In terms of treatment, approaches vary widely across institutions. As mentioned earlier, most centers adopt SCLC regimens, primarily platinum-based chemotherapy. Yet in practice, treatment strategies are more diverse. Some patients have experienced durable responses to immune checkpoint inhibitors combined with anti-angiogenic agents, such as camrelizumab plus apatinib [116], though large-scale prospective data are still lacking. Other studies emphasize the potential for curative outcomes in selected patients who undergo resection followed by tailored adjuvant management [117, 118]. These divergent experiences reflect a deeper uncertainty about what ENEC actually represents.

At the molecular level, there is still a lack of definitive evidence to support ENEC as a biologically stable subtype. A recent study on microRNAs identified a specific miRNA signature (e.g., miR-1246, miR-1260a, miR-1260b) that was significantly associated with postoperative relapse and overall survival [117]. However, these findings have yet to enter clinical application and have not meaningfully advanced molecular subtyping of ENEC. Although a consensus classification for ENEC remains to be established, the well-characterized paradigms of other neuroendocrine malignancies offer a valuable roadmap. Table 5 juxtaposes the emerging immune and molecular landscapes of SCCE against the established subtypes of gastric and lung neuroendocrine tumors, highlighting shared mechanisms and distinct therapeutic vulnerabilities.

4.2 Beyond ENEC: Neuroendocrine Differentiation in Squamous, Glandular, and Mixed-Type Esophageal Cancers

Although ENEC is categorized as an independent entity in the World Health Organization (WHO) classification, its identity in clinical practice is far more nuanced. Representing less than 2% of all esophageal cancers, ENEC rarely arises de novo; instead, mounting evidence shows it often evolves from squamous cell carcinoma or adenocarcinoma [14, 15, 119]. This suggests ENEC may not be a distinct tumor type but rather the neuroendocrine endpoint of tumor progression. Studies frequently reveal coexisting or even dominant non-neuroendocrine components, which, if overlooked, can mislead pathology and steer treatment toward inappropriate SCLC-based regimens, bypassing options like surgery or targeted therapy [109, 120]. Rather than a fixed category, ENEC should be viewed as a diagnostic warning sign—prompting deeper reflection on its origins and the need for individualized treatment strategies.

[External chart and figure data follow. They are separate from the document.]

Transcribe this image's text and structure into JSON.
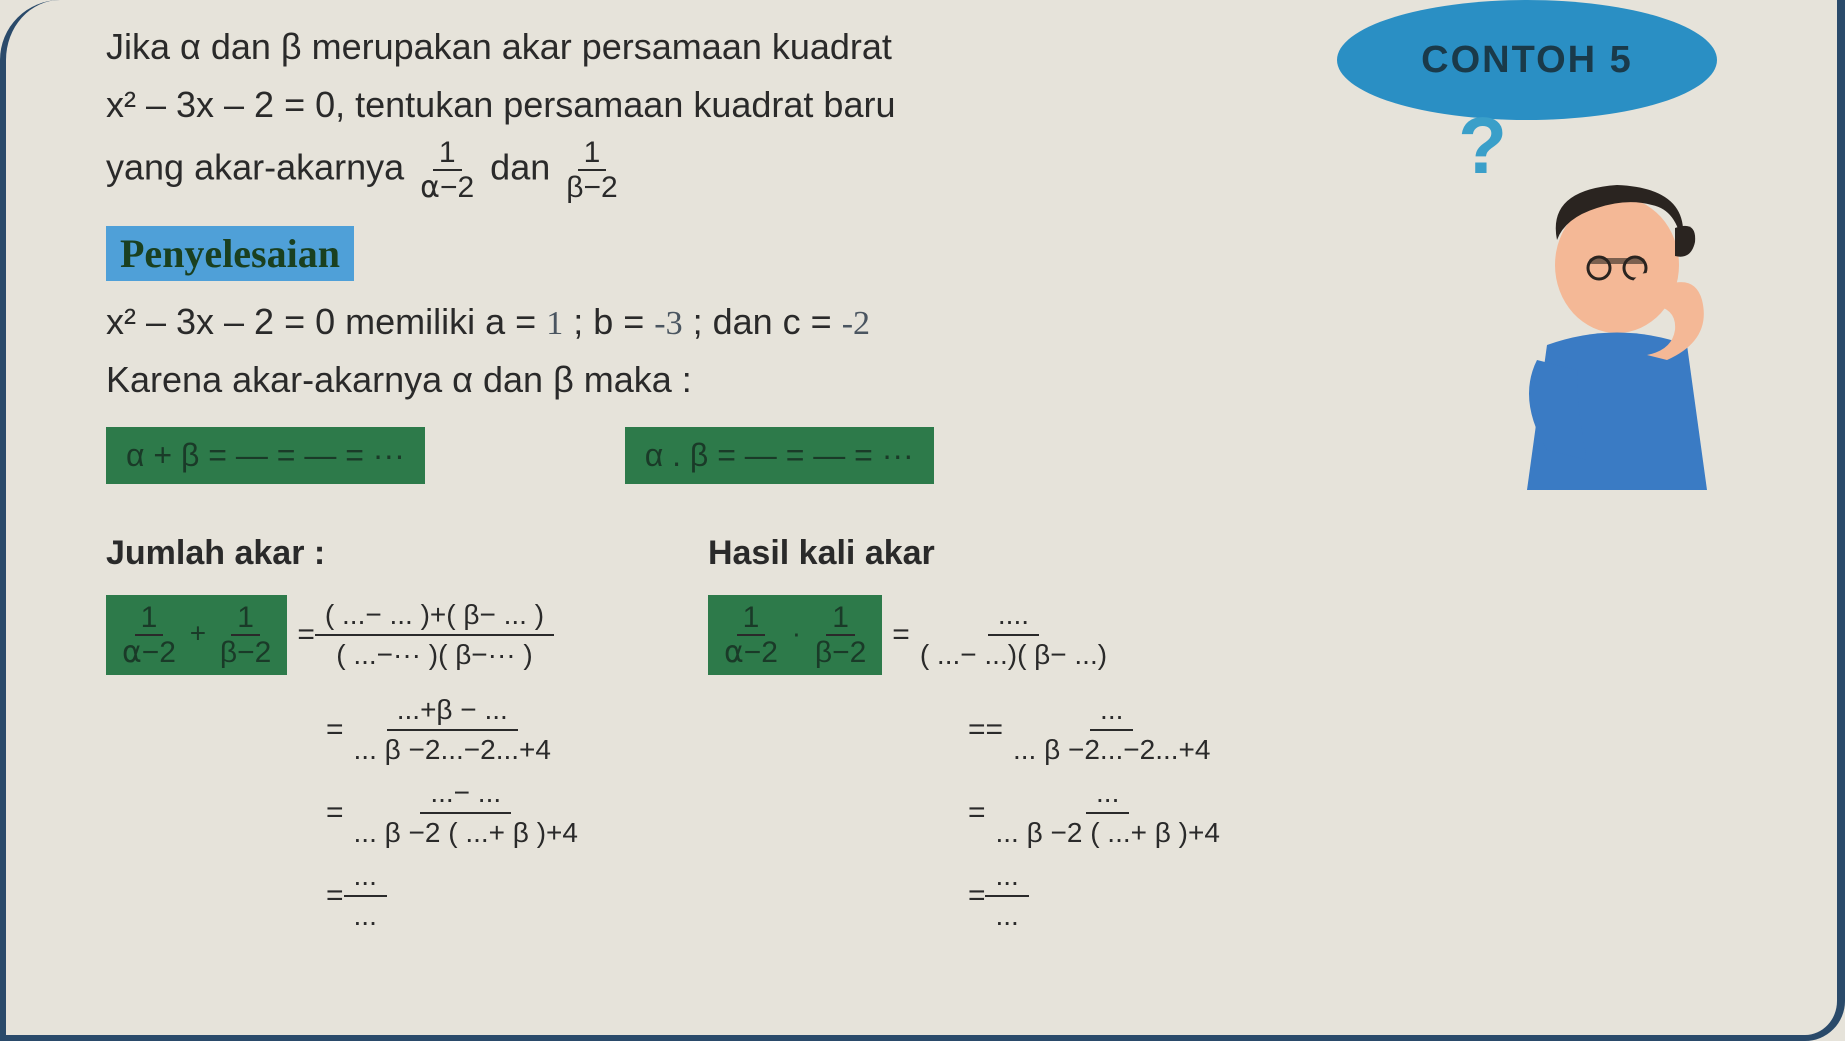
{
  "colors": {
    "page_bg": "#e6e3da",
    "border": "#2a4a6a",
    "text": "#2a2a2a",
    "badge_bg": "#2a8fc4",
    "badge_text": "#1a3a4a",
    "qmark": "#3a9fc9",
    "highlight_bg": "#4fa0d8",
    "highlight_text": "#1a4020",
    "hide_bg": "#2d7a4a",
    "hide_text": "#1a3a28",
    "handwrite": "#4a5560",
    "thinker_shirt": "#3a7bc4",
    "thinker_skin": "#f4b896",
    "thinker_hair": "#2a2420"
  },
  "badge": {
    "text": "CONTOH 5"
  },
  "problem": {
    "line1": "Jika  α dan β merupakan akar persamaan kuadrat",
    "line2_pre": "x² – 3x – 2 = 0, tentukan persamaan kuadrat baru",
    "line3_pre": "yang akar-akarnya ",
    "frac1_num": "1",
    "frac1_den": "⍺−2",
    "conj": " dan ",
    "frac2_num": "1",
    "frac2_den": "β−2"
  },
  "section_title": "Penyelesaian",
  "fill": {
    "eq_text": "x² – 3x – 2 = 0 memiliki a = ",
    "a_val": "1",
    "b_text": "; b = ",
    "b_val": "-3",
    "c_text": "; dan c = ",
    "c_val": "-2"
  },
  "karena": "Karena akar-akarnya α dan β maka :",
  "hide1": "α + β = — = — = ···",
  "hide2": "α . β = — = — = ···",
  "left": {
    "title": "Jumlah akar :",
    "lhs_hide": "1/(⍺−2) + 1/(β−2)",
    "r1_num": "( ...− ... )+( β− ... )",
    "r1_den": "( ...−··· )( β−··· )",
    "r2_num": "...+β − ...",
    "r2_den": "... β −2...−2...+4",
    "r3_num": "...− ...",
    "r3_den": "... β −2 ( ...+ β )+4",
    "r4_num": "...",
    "r4_den": "..."
  },
  "right": {
    "title": "Hasil kali akar",
    "lhs_hide": "1/(⍺−2) · 1/(β−2)",
    "r1_num": "....",
    "r1_den": "( ...− ...)( β− ...)",
    "r2_num": "...",
    "r2_den": "... β −2...−2...+4",
    "r3_num": "...",
    "r3_den": "... β −2 ( ...+ β )+4",
    "r4_num": "...",
    "r4_den": "..."
  }
}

Not all neuroendocrine-like features within esophageal tumors are what they seem. Recent evidence has revealed that conventional squamous cell carcinoma (SCC) can exhibit striking neuroendocrine-like differentiation—without being a true neuroendocrine carcinoma. A prime example is basaloid SCC, which may express markers like CD56 or p16 in a patchy, misleading fashion [121]. Such expression profiles can mimic small cell carcinoma, especially in small biopsy samples where architectural context is limited. Misdiagnosis becomes a real threat when pathologists rely solely on morphology, particularly in cases with “pseudo-small cell” features but preserved p40 positivity—a hallmark of squamous lineage. Immunohistochemistry, therefore, is not just supplementary, but essential in avoiding diagnostic traps. Building on these blurred histologic lines, adenocarcinoma too is no exception. Neuroendocrine differentiation can emerge within glandular tumors, often going unnoticed under routine evaluation [122]. Among these, ANECs represent a particularly elusive subtype-rare but clinically consequential. SEER data indicate that ANECs carry significantly worse survival compared to pure adenocarcinomas, with hazard ratios exceeding 1.3 [119]. Due to limited biopsy samples and lack of standardized guidelines, these tumors are often misclassified as conventional adenocarcinomas, missing the chance for neuroendocrine-targeted treatment.

The blurring continues at the interface of mixed and composite tumors. In some cases, neuroendocrine and non-neuroendocrine components coexist in the same lesion—either tightly intermingled or occupying distinct areas. According to current WHO definitions, mixed neuroendocrine-non-neuroendocrine neoplasms (MiNENs) require each component to exceed 30%, but real-world tumors often defy such neat criteria [123-125]. Esophageal tumors with small cell and squamous or adenocarcinoma elements, for instance, may resemble MiNENs morphologically, yet fall below formal thresholds. Others show abrupt transitions between components, suggesting collision rather than true cellular biphenotypy. This histologic ambiguity is not academic—clinical outcomes differ. For example, recent analyses suggest that collision-type tumors may demonstrate less aggressive dissemination and better survival than their mixed counterparts [120].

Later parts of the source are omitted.